Media Harus Seimbang
Sebagai masyarakat belum cukup siap dalam berdemokrasi yang lebih berkualitas. Nah, ketika masyarakat berubah peran media juga berubah dan mendapat pengaruh struktur politik yang juga berubah. Ada beberapa media yang memotret perubahan euphoria beraspirasi masyarakat ini secara apa adanya, namun tidak sedikit pula media yang mengangkatnya secara sensasional bahkan cenderung berlebihan. Yang terakhir ini sangat tidak memberikan pembelajaran yang baik kepada masyarakat.
Era keterbukaan informasi bisa di katakan baru bagi masyarakat kita. Ada beberapa aspek yang harus di perhatikan ketika proses transisi seperti ini, misalnya aspek ekonomi, atau juga kultur budaya kita yang harus “melek”. Baik itu melek huruf, melek teknologi, melek media, dan lain sebagainya. Nah, dari sini baru kita bisa menyiapkan masyarkat terlibat dalam proses demokrasi menuju hal-hal yang benar-benar substansial.
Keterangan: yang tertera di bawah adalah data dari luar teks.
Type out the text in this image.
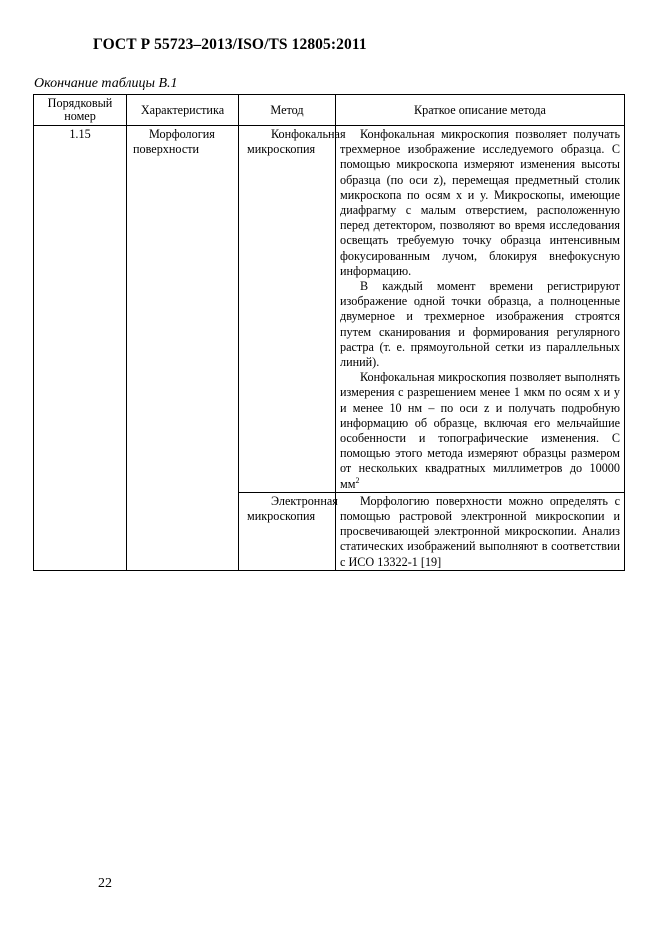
ГОСТ Р 55723–2013/ISO/TS 12805:2011
Окончание таблицы В.1
Порядковый номер	Характеристика	Метод	Краткое описание метода
1.15	Морфология поверхности	Конфокальная микроскопия	Конфокальная микроскопия позволяет получать трехмерное изображение исследуемого образца. С помощью микроскопа измеряют изменения высоты образца (по оси z), перемещая предметный столик микроскопа по осям x и y. Микроскопы, имеющие диафрагму с малым отверстием, расположенную перед детектором, позволяют во время исследования освещать требуемую точку образца интенсивным фокусированным лучом, блокируя внефокусную информацию.

В каждый момент времени регистрируют изображение одной точки образца, а полноценные двумерное и трехмерное изображения строятся путем сканирования и формирования регулярного растра (т. е. прямоугольной сетки из параллельных линий).

Конфокальная микроскопия позволяет выполнять измерения с разрешением менее 1 мкм по осям x и y и менее 10 нм – по оси z и получать подробную информацию об образце, включая его мельчайшие особенности и топографические изменения. С помощью этого метода измеряют образцы размером от нескольких квадратных миллиметров до 10000 $мм^2$

		Электронная микроскопия	Морфологию поверхности можно определять с помощью растровой электронной микроскопии и просвечивающей электронной микроскопии. Анализ статических изображений выполняют в соответствии с ИСО 13322-1 [19]

22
Dalam konteks inilah maka media harus menjalankan peran dan fungsi pendidukannya guna meningkatkan ketahanan masyarakat. Ini semua bisa terjadi. Karena kita punya modal social yang kuat. Namun begitu kita juga harus menyadari saat itu kultur social masyarakat yang luar biasanya adalah criteria informasi ditentukan oleh media yang saat ini sangat liberally. Sedang terancam. Misalnya saja nilai gotong royong, toleransi, saling menghormati. Nilai ini masih ada di tengah masyarakat. Tapi masalahnya nilai-nilai ini oleh media di anggap tidak cukup menarik untuk di angkat. Tidak “menggigit”, begitu istilah anak-anak sekarang. Kalh dengan hal-hal yang di anggap media lebih layak untuk di angkat. Ini ancaman
Saat ini harus di akui media cenderung mengangkat hal-hal yang sangat monoton dan tidak cukup mendsidik .
Jadi memang peran media dengan posisinya seperti ini sangat penting dalam upaya meningkatkan ketahnan masyarakat. Sementara di masyarakat sendiri, potensi-potensi meningkatkan ketahananya sendiri trus hidup. Nah, bagaimana media melihat dan mengangkat ini. Tentu saja media harus kreatif dan cerdas dengan mengangkat permukaanya saja.
Jika ini bisa terlaksana, media yang cenderung “menegaskan” bahwa potret msyarakat kita seolah gampang rusuh dan gampang tersulut emosinya, tidak lagi terjadi. Ada kerusuhan memang atau kejadian-kejadian anarkis, tetapi media juga harus bisa seimbang dalam penayangannya. Karena selain kejadian-kejadian rusuh dan anarkis, banyakl juga kegiatan-kegiatan atau gerak masyarakat yang sangat positif. Media harus berimbang memotret ini.